Une autre femme importante dans
le récit est la tante Uju qui est médecin (comme la sœur de Chimamanda qu’elle
est allée rejoindre à Philadelphie dans la vraie vie). C’est à la fois une
confidente, mais également une femme faible qui s’acoquine avec des hommes
médiocres.
3ème thème : la
question du roman et de la littérature
A plusieurs reprises Chimamanda
évoque cette question.
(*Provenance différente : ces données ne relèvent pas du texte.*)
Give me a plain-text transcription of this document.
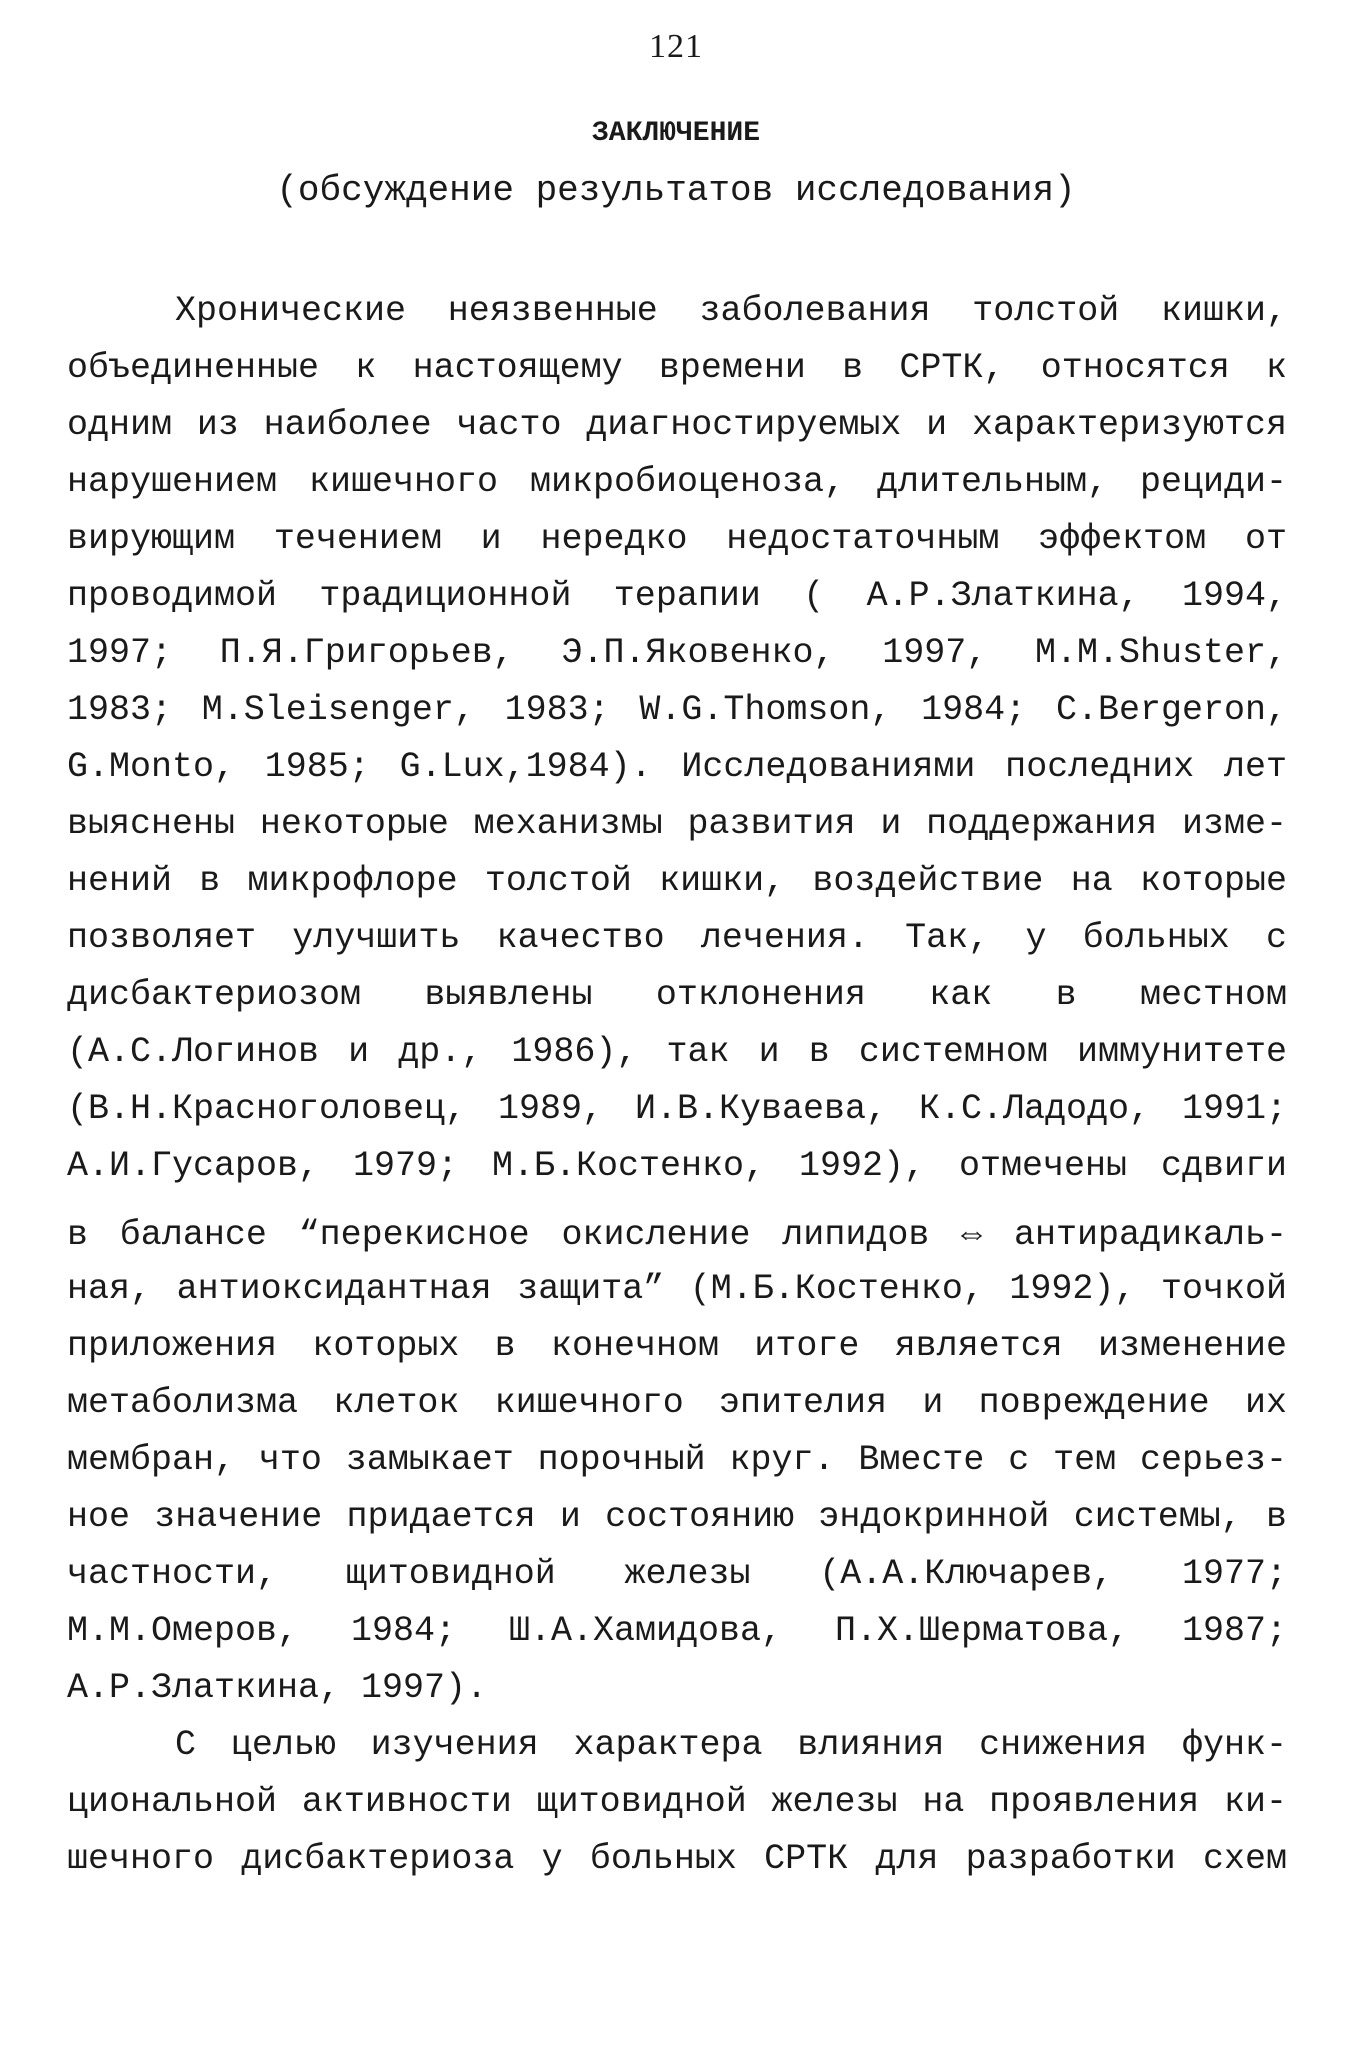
121
ЗАКЛЮЧЕНИЕ
(обсуждение результатов исследования)
Хронические неязвенные заболевания толстой кишки,
объединенные к настоящему времени в СРТК, относятся к
одним из наиболее часто диагностируемых и характеризуются
нарушением кишечного микробиоценоза, длительным, рециди-
вирующим течением и нередко недостаточным эффектом от
проводимой традиционной терапии ( А.Р.Златкина, 1994,
1997; П.Я.Григорьев, Э.П.Яковенко, 1997, M.M.Shuster,
1983; M.Sleisenger, 1983; W.G.Thomson, 1984; C.Bergeron,
G.Monto, 1985; G.Lux,1984). Исследованиями последних лет
выяснены некоторые механизмы развития и поддержания изме-
нений в микрофлоре толстой кишки, воздействие на которые
позволяет улучшить качество лечения. Так, у больных с
дисбактериозом выявлены отклонения как в местном
(А.С.Логинов и др., 1986), так и в системном иммунитете
(В.Н.Красноголовец, 1989, И.В.Куваева, К.С.Ладодо, 1991;
А.И.Гусаров, 1979; М.Б.Костенко, 1992), отмечены сдвиги
в балансе “перекисное окисление липидов ⇔ антирадикаль-
ная, антиоксидантная защита” (М.Б.Костенко, 1992), точкой
приложения которых в конечном итоге является изменение
метаболизма клеток кишечного эпителия и повреждение их
мембран, что замыкает порочный круг. Вместе с тем серьез-
ное значение придается и состоянию эндокринной системы, в
частности, щитовидной железы (А.А.Ключарев, 1977;
М.М.Омеров, 1984; Ш.А.Хамидова, П.Х.Шерматова, 1987;
А.Р.Златкина, 1997).
С целью изучения характера влияния снижения функ-
циональной активности щитовидной железы на проявления ки-
шечного дисбактериоза у больных СРТК для разработки схем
Qu’est-ce que la littérature ? Qu’est-ce que le
roman ?
C’est
une première critique au travers des lectures de Blaine : « Les
romans qu’il aimait étaient supérieurs, des romans écrits par des hommes jeunes
et juvéniles, avec de la matière, une accumulation fascinante , déconcertante
de marques, de musiques, de bandes dessinées et d’icônes, saupoudrée d’un zeste
d’émotion, et dont chaque phrase était élégamment consciente de sa propre
élégance. »
Dans
un autre passage, c’est une rencontre entre Obinze et un jeune journaliste.
« Il comprit rapidement qu’un livre pour Yemi n’était pas de la
littérature à moins de contenir des mots polysyllabiques et des passages
incompréhensibles. « Le problème est que le roman est trop simple »
dit Yemi.
La première fois qu’Ifemelu et Obinze se voient, ils s’inquiètent l’un l’autre
de ce qu’ils lisent et même si Ifemelu dit qu’elle n’aime que les policiers
de James Hadley Chase, Obinze, qui est fils d’universitaire, a cette
réponse : « Ah chouette : elle lit ! Il y a de
l’espoir ! »
Quand
elle arrive en Amérique elle se met à lire également beaucoup de livres dans
les bibliothèques. Elle finit par écrire : « Au fur et à mesure, les
mythologies américaines commencèrent à avoir un sens. Les tribalismes
américains – races, idéologie, région – se clarifièrent. Et sa nouvelle
compréhension des choses la réconforta."